Earlier today, we discussed Ford and General Motors' impending withdrawal from Australia and the likelihood that Toyota will follow suit. All in all, the forecast looks pretty grim for the country's auto industry.
Though things in the U.S. aren't nearly so bleak, there's no denying that Detroit has lost some of its luster over the past several decades. Forty or fifty years ago, domestic brands ruled American showrooms -- and since America was the world's biggest auto market, those brands ruled the globe by default.
But in the intervening years, Planet Earth has changed dramatically. Advances in transportation and communications have made the world a smaller place. Companies of all sizes are deeply interconnected, especially in the manufacturing sector, where parts for one toy or MP3 player might come from dozens of countries. Governments and businesses have realized not only that it's smarter to work in collaboration with their neighbors, but also it's practically impossible not to. One good look at shipping lanes and trade agreements proves that doing business in a vacuum is no longer an option (if it ever was).

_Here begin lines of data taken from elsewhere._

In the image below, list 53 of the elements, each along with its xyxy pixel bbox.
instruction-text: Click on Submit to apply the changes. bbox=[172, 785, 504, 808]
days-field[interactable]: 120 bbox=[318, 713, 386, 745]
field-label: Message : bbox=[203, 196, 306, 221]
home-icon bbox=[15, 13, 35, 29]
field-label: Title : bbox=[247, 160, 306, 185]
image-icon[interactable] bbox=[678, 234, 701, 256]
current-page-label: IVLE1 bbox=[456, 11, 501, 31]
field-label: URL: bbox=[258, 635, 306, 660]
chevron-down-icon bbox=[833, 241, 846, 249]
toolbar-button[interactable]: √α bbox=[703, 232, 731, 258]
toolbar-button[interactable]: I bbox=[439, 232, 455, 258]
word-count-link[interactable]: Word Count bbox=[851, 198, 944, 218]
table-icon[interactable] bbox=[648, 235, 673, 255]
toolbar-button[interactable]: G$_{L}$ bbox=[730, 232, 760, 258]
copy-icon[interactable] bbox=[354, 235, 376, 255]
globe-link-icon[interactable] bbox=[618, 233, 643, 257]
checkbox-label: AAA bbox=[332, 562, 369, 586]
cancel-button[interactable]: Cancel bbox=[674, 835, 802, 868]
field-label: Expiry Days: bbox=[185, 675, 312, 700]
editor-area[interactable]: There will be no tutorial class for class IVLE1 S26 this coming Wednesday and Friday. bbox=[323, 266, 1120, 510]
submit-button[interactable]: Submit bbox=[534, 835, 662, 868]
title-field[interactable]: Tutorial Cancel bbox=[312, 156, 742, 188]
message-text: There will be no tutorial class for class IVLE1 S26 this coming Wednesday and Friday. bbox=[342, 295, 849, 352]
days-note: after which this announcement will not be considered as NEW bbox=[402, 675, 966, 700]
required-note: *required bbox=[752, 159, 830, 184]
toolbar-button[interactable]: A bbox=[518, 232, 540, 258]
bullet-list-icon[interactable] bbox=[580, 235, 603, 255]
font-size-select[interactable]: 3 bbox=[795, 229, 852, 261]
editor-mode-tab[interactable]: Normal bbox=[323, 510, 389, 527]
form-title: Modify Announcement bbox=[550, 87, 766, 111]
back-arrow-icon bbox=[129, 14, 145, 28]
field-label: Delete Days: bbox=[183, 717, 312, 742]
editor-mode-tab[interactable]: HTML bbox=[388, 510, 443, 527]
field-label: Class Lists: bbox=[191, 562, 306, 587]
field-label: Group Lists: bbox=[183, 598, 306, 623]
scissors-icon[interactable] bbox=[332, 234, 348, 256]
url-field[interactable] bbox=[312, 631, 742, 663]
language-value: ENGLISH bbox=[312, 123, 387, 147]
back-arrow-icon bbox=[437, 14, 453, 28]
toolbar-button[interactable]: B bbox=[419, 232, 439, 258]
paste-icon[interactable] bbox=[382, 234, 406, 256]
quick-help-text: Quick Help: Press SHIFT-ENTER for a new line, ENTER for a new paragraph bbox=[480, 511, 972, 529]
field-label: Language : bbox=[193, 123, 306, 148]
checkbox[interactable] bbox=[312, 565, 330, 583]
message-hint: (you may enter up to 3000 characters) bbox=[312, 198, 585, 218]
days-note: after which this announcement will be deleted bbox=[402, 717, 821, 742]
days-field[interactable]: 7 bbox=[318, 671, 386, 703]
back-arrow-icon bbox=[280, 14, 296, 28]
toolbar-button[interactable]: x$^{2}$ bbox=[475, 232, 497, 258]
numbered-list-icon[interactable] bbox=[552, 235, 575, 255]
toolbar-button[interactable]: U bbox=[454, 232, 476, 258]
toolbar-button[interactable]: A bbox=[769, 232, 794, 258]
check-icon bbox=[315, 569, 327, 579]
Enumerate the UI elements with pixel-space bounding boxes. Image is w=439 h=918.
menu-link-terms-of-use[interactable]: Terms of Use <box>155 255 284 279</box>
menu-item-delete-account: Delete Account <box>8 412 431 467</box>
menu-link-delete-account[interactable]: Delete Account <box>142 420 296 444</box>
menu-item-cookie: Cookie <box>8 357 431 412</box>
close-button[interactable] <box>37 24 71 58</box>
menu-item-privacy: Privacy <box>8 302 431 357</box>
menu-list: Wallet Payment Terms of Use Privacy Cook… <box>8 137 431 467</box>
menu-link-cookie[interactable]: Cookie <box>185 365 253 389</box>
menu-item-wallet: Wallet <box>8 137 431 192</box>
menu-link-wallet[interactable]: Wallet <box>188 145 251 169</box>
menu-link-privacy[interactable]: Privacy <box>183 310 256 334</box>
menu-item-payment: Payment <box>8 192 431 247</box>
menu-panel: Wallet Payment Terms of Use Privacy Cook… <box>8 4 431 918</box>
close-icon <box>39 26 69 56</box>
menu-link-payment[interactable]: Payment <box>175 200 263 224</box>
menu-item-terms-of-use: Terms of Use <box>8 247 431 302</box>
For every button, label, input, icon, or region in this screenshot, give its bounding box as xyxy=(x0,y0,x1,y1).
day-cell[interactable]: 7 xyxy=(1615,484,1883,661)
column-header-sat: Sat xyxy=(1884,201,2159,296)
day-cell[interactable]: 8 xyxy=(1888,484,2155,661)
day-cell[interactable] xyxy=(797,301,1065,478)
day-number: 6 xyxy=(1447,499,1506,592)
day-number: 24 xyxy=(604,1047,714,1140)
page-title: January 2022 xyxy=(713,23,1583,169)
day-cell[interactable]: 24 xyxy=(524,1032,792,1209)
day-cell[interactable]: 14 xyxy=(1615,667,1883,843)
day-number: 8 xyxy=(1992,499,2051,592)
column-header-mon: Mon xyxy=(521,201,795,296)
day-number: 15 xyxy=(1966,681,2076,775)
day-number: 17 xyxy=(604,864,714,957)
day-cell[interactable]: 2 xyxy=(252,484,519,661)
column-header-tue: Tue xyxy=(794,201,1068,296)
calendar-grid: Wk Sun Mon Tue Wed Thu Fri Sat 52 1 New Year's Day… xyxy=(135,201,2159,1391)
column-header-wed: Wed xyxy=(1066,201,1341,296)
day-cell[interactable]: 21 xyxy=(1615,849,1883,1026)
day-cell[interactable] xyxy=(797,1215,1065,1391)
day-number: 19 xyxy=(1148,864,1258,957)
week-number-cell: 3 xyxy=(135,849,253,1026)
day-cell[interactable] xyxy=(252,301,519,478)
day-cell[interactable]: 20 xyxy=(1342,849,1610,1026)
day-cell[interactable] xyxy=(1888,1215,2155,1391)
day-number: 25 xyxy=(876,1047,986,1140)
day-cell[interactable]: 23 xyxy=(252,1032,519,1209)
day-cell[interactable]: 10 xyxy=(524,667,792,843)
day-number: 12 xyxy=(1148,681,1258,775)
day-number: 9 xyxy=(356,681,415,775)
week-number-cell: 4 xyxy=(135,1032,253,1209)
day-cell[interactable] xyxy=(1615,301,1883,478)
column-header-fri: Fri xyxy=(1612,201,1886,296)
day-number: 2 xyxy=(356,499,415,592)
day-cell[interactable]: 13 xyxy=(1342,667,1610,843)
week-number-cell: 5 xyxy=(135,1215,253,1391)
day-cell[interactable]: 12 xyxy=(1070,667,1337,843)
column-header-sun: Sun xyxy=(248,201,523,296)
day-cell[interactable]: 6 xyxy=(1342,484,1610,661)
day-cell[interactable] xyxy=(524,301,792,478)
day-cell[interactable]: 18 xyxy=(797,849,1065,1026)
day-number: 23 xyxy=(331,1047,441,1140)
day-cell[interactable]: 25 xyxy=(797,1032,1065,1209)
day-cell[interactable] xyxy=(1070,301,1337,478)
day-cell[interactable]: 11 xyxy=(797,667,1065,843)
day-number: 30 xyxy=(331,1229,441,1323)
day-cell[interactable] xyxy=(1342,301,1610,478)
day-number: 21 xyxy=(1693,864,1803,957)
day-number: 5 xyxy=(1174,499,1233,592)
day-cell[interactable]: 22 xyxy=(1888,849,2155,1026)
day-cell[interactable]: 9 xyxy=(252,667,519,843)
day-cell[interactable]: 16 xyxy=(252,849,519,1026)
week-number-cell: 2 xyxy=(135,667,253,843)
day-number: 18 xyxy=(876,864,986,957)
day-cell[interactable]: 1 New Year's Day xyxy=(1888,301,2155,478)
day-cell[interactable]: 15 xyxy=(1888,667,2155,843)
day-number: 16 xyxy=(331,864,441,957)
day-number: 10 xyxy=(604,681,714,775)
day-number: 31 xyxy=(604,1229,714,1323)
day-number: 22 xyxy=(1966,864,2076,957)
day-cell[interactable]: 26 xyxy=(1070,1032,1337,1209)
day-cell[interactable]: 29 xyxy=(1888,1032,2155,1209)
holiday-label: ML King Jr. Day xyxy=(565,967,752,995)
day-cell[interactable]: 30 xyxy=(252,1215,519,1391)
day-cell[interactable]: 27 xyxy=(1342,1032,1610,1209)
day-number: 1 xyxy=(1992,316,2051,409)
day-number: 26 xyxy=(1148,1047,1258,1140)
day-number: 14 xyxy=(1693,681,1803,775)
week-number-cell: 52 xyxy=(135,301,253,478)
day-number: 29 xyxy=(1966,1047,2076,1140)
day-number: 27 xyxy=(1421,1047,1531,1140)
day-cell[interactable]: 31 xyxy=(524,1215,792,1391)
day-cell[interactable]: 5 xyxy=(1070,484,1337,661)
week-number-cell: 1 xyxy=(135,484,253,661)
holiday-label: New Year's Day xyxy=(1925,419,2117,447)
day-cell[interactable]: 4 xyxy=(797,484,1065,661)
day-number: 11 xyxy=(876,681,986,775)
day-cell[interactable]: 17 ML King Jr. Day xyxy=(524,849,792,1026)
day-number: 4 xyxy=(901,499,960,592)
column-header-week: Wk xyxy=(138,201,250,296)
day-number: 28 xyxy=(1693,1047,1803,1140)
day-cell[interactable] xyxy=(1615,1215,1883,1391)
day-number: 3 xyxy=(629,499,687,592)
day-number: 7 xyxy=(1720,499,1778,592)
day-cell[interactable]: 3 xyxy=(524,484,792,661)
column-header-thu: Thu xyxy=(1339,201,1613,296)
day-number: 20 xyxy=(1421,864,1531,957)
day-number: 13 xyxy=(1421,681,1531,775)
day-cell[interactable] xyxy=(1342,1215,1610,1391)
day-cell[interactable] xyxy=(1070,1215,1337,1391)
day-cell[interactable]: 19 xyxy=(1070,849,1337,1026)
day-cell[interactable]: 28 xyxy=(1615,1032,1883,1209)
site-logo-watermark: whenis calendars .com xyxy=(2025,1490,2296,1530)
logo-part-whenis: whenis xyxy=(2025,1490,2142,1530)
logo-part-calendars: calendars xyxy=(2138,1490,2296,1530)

That's been good and bad for the U.S. auto industry. On the one hand, it's given companies like Chrysler, Ford, and GM the ability to share their products with motorists around the globe. On the other hand, it's given foreign automakers many more chances to shine, and in some ways, they've overshadowed their American competitors.
By the time that the Great Recession rolled around in 2008, it looked as if all that competition would finally put Detroit under. But with the help of employees, consultants, and billions of dollars from the U.S. and Canadian governments, they bounced back.
Are Chrysler, Ford, and GM at the forefront of the auto industry? It's hard to say. They're strong contenders, to be sure, but to be leaders like they were all those decades ago, they need a new angle -- and some folks think they've found one.
THE CENTER FOR GLOBAL MOBILITY
According to the Detroit News, Business Leaders for Michigan has unveiled an ambitious new plan for Detroit to re-cement its position as the go-to place for automotive innovation. If you have the time, you can flip through the group's 30-page Powerpoint PDF, but the CliffsNotes version is simple: technology, technology, technology.
The opening sentence of the executive summary says it all: "Michigan can develop into the center of excellence for the major technologies in the automotive landscape, including advanced powertrain, lightweight, and smart/connected transportation".
BLM points out that Michigan has a number of advantages -- including access to automakers, capital, and parts. It's also one of just five areas of the world where significant research is being done on connected cars and vehicle-to-vehicle technology.
So what's holding the state back? A shortage of venture capital, a local workforce that isn't as prepared to think innovatively as workers elsewhere, and a corporate culture at Detroit automakers that often impedes the pace of technological development. In other words, the state needs more investors, better education systems, and business leaders in the auto industry who encourage their workers to think as outside-the-box as employees at Google do.
BLM's proposed Center for Global Mobility would address all three of those concerns by boosting Michigan's focus on technological research and development.
What BLM suggests isn't shocking. Take a good look at the cars that have debuted within the past five or ten years. What differentiates them? Design? A bit, yes. Reliability ratings? Perhaps. But increasingly, what customers look for in a new car is high-tech features, whether those features are hybrid powertrains or infotainment systems that interface with smartphones.
The consumer focus on such technology explains why Ford has tumbled in initial quality studies: even though Ford vehicles themselves continue to perform just fine, drivers are frustrated by dodgy MyFord Touch and Sync software.
The situation is roughly akin to what we're seeing in the smartphone market. Whether they're Android, iOS, or Windows, handsets of all stripes are generally capable of accomplishing the same tasks. Just as all cars can move you from Point A to Point B, every cell phone can make calls, send text messages, and (generally) take photos. What separates an iPhone from a Galaxy S4 is the "wow factor" of technology: how easily you can rearrange the interface to suit your needs, or how simple it is to jump from one app to the next.
That's where Detroit automakers now find themselves: in need of some serious "wows". And the two biggest "wow" areas for research and development are powertrain technology and the connected car -- both of which rely less on mechanics and more on software.
In other words, as most of you probably figured out years ago, the people behind tomorrow's best-selling cars will be software engineers, working hand-in-hand with industrial designers. Can Michigan take the lead on that front? We'll keep you posted.